Reportedly, Marshall had only served as chief of the Salyersville Police Department for three months.
According to the Historical Society, Marshall was born April 14, 1880, and died November 6, 1937, and was buried in the Bluegrass Cemetery. He was the son of William Marshall (1835-1919) and America Bradley (1838-1915). He was survived by his wife and two adult daughters.
Genius Taylor, named after Marshall’s daughter (her grandmother), said, “We’re just so excited to get to know more about him. We didn’t know the name of the man that shot him. We didn’t know we had prominent people here, with a former county judge and a Commonwealth attorney in our family on the Patrick side. One started First National Bank and was involved with the treasury and we didn’t know until all this came about.”

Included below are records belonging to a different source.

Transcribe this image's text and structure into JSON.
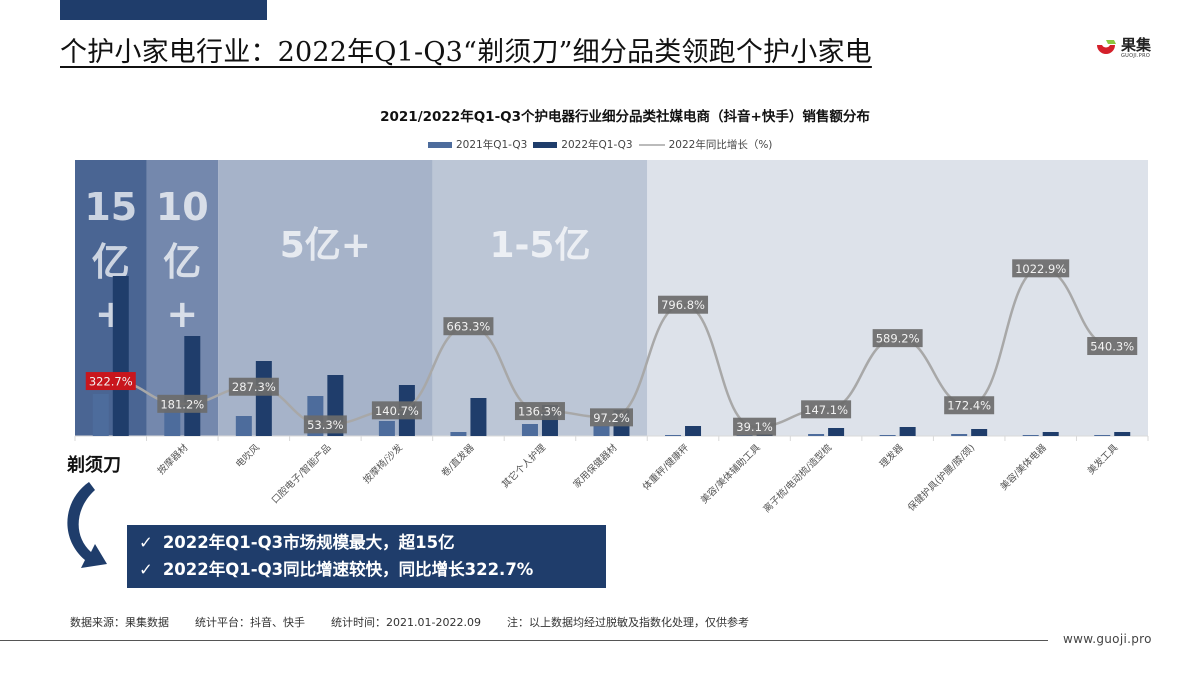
{
  "header": {
    "title": "个护小家电行业：2022年Q1-Q3“剃须刀”细分品类领跑个护小家电",
    "logo_cn": "果集",
    "logo_en": "GUOJI.PRO"
  },
  "colors": {
    "series_2021": "#4d6c9c",
    "series_2022": "#1f3d6b",
    "line": "#a8a8a8",
    "label_bg": "#6b6b6b",
    "highlight_label_bg": "#c8161d",
    "band_15": "#4a6593",
    "band_10": "#7488ad",
    "band_5": "#a6b3c9",
    "band_1_5": "#bcc6d6",
    "band_rest": "#dde2ea",
    "callout_bg": "#1f3d6b"
  },
  "chart_data": {
    "type": "bar",
    "title": "2021/2022年Q1-Q3个护电器行业细分品类社媒电商（抖音+快手）销售额分布",
    "xlabel": "",
    "ylabel": "",
    "legend": [
      "2021年Q1-Q3",
      "2022年Q1-Q3",
      "2022年同比增长（%)"
    ],
    "legend_position": "top",
    "grid": false,
    "categories": [
      "剃须刀",
      "按摩器材",
      "电吹风",
      "口腔电子/智能产品",
      "按摩椅/沙发",
      "卷/直发器",
      "其它个人护理",
      "家用保健器材",
      "体重秤/健康秤",
      "美容/美体辅助工具",
      "离子梳/电动梳/造型梳",
      "理发器",
      "保健护具(护腰/膝/颈)",
      "美容/美体电器",
      "美发工具"
    ],
    "series": [
      {
        "name": "2021年Q1-Q3",
        "type": "bar",
        "values": [
          42,
          28,
          20,
          40,
          15,
          4,
          12,
          10,
          1,
          0.5,
          2,
          1,
          2,
          1,
          1
        ]
      },
      {
        "name": "2022年Q1-Q3",
        "type": "bar",
        "values": [
          160,
          100,
          75,
          61,
          51,
          38,
          31,
          26,
          10,
          2,
          8,
          9,
          7,
          4,
          4
        ]
      },
      {
        "name": "2022年同比增长（%)",
        "type": "line",
        "values": [
          322.7,
          181.2,
          287.3,
          53.3,
          140.7,
          663.3,
          136.3,
          97.2,
          796.8,
          39.1,
          147.1,
          589.2,
          172.4,
          1022.9,
          540.3
        ]
      }
    ],
    "growth_labels": [
      "322.7%",
      "181.2%",
      "287.3%",
      "53.3%",
      "140.7%",
      "663.3%",
      "136.3%",
      "97.2%",
      "796.8%",
      "39.1%",
      "147.1%",
      "589.2%",
      "172.4%",
      "1022.9%",
      "540.3%"
    ],
    "tier_bands": [
      {
        "label_lines": [
          "15",
          "亿",
          "+"
        ],
        "from": 0,
        "to": 0
      },
      {
        "label_lines": [
          "10",
          "亿",
          "+"
        ],
        "from": 1,
        "to": 1
      },
      {
        "label": "5亿+",
        "from": 2,
        "to": 4
      },
      {
        "label": "1-5亿",
        "from": 5,
        "to": 7
      },
      {
        "label": "",
        "from": 8,
        "to": 14
      }
    ],
    "note": "bar values are relative (indexed) heights; no y-axis shown"
  },
  "annotations": {
    "razor_label": "剃须刀",
    "callout": [
      {
        "check": "✓",
        "text": "2022年Q1-Q3市场规模最大，超15亿"
      },
      {
        "check": "✓",
        "text": "2022年Q1-Q3同比增速较快，同比增长322.7%"
      }
    ]
  },
  "footer": {
    "source": "数据来源：果集数据",
    "platform": "统计平台：抖音、快手",
    "period": "统计时间：2021.01-2022.09",
    "note": "注：以上数据均经过脱敏及指数化处理，仅供参考",
    "url": "www.guoji.pro"
  }
}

The five said they – along with their families – will all want to go to the ceremony if it happens.
Jennifer Caudill said, “We’ll definitely go. We’ve been going to the cemetery for years and years, and heard the story of his death from birth.”
The family is now hoping to find out more information about their Marshall and Patrick lineage.
Watson apologized to the family for not working on this sooner, but said the information has been pouring in steadily since he first started looking into it.
“It’s a shame it took this long,” Watson said. “Each day someone would call me and it just snowballed from there. He was killed in the line of duty, so he needs to be honored.”
Pictured above, five of Lewis Marshall's great-granddaughters meet with Salyersville Police Chief Matthew Watson on Friday, March 9.